As states across the country battle prediction market operators over sports event contracts, North Carolina is heading in the opposite direction.
Governor Josh Stein recently signed Senate Bill 257, a budget measure that formally recognizes the Commodity Futures Trading Commission’s (CFTC) authority over federally regulated prediction markets such as Kalshi and Polymarket. The law also establishes a new tax framework for these platforms, making North Carolina one of the few states to publicly embrace prediction markets while others pursue lawsuits and enforcement actions.
The move highlights the growing divide among states over one of the gambling industry’s most contentious issues: whether sports prediction markets should be treated as financial products, sports betting, or something entirely different.
What North Carolina’s New Law Does
Under the new legislation, prediction markets registered and licensed by the CFTC may legally operate within North Carolina. The law specifically acknowledges the federal agency’s “exclusive federal regulatory authority” over such platforms under the Commodity Exchange Act.
The state isn’t simply stepping aside, however.
Beginning January 1, 2027, prediction market operators will be subject to a 6% tax on net trading fee revenue generated from North Carolina residents. Notably, the law does not require these platforms to obtain a separate state license or comply with additional state-level registration requirements.
That approach stands in stark contrast to North Carolina’s treatment of traditional sportsbooks. At the same time lawmakers approved the prediction market framework, they increased the state’s sports betting tax rate from 18% to 23% of gross wagering revenue.
A Different Approach From Other States
North Carolina’s position makes it something of an outlier.

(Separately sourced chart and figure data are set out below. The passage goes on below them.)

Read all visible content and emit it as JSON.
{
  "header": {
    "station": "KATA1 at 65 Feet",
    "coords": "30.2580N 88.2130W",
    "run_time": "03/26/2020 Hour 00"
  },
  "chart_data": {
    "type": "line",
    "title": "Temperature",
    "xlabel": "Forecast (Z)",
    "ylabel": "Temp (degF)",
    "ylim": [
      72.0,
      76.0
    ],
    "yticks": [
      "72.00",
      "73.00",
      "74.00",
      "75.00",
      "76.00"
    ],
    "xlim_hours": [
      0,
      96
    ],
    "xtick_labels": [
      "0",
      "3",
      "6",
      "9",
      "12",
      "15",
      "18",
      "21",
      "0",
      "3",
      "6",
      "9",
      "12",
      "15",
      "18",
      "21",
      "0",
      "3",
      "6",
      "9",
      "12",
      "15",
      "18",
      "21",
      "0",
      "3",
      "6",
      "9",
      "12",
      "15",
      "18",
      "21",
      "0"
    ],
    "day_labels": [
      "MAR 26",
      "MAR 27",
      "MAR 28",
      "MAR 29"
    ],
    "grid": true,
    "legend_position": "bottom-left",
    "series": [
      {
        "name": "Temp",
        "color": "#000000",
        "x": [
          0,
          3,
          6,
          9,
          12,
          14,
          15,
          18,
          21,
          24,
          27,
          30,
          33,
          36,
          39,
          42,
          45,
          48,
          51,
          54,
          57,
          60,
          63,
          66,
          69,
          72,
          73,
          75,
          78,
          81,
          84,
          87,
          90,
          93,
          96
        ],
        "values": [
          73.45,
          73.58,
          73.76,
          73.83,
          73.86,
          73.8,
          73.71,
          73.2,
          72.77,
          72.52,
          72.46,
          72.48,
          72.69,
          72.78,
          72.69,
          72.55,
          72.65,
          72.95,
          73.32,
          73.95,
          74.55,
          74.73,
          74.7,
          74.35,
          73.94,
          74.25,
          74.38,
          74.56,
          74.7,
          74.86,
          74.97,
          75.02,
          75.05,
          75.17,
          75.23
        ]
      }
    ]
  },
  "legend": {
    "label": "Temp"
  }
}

Over the past year, prediction market operators have faced mounting resistance from gaming regulators who argue that sports event contracts look and function much like traditional sports wagers. Multiple states have issued cease-and-desist letters or pursued legal action aimed at restricting sports-related prediction contracts.
Just this week, a federal judge denied Kalshi’s request to block New York regulators from enforcing state gambling laws against the company’s sports event contracts. New York officials have argued that the products constitute unlicensed sports betting and should be regulated accordingly.
Michigan has also intensified its efforts against Kalshi, with regulators securing a temporary restraining order against the platform’s sports contracts and arguing that prediction markets operate outside the responsible gaming safeguards imposed on licensed sportsbooks.
North Carolina, by contrast, appears willing to recognize the federal framework governing these platforms rather than challenge it.
Why Prediction Markets Matter
Prediction markets have become one of the fastest-growing sectors adjacent to sports betting.
Platforms such as Kalshi and Polymarket allow users to trade contracts tied to future events, including economic indicators, political outcomes, and sporting events. Supporters argue these contracts function as financial instruments governed by federal commodities law rather than state gambling statutes.
Critics see it differently.
Many regulators and gaming industry stakeholders argue that sports-related prediction contracts closely resemble conventional sports wagers. Unlike operators such as FanDuel, DraftKings, BetMGM, and Caesars, prediction market platforms generally do not operate under state sportsbook licensing regimes.
That distinction has fueled an ongoing legal and regulatory battle over who should oversee the products and whether existing gambling laws apply to them.
Could More States Follow?
North Carolina’s decision could provide a glimpse into how some states may eventually handle prediction markets.
Rather than attempting to block federally regulated operators, lawmakers created a framework that allows the platforms to operate while generating tax revenue for the state. The approach effectively acknowledges the presence of prediction markets and seeks to benefit from their growth rather than challenge their legality.
Whether other states adopt a similar model remains uncertain.
Several jurisdictions continue to argue that sports event contracts fall squarely within state gambling authority, while prediction market operators maintain that federal law governs their activities. Courts have already issued conflicting decisions, and many observers expect the dispute to continue through appeals and additional litigation.
What Happens Next?
For now, North Carolina has become one of the clearest examples of a state willing to coexist with prediction markets rather than fight them.
As New York, Michigan, and other states continue challenging sports event contracts, North Carolina is betting on a different strategy—one that recognizes federal oversight while still creating a path for state tax revenue.
The decision may not settle the broader debate, but it adds a new dimension to one of the most important regulatory battles in American gambling. As prediction markets continue expanding into sports-related offerings, more states will likely be forced to decide whether to embrace them, regulate them, or attempt to shut them down altogether.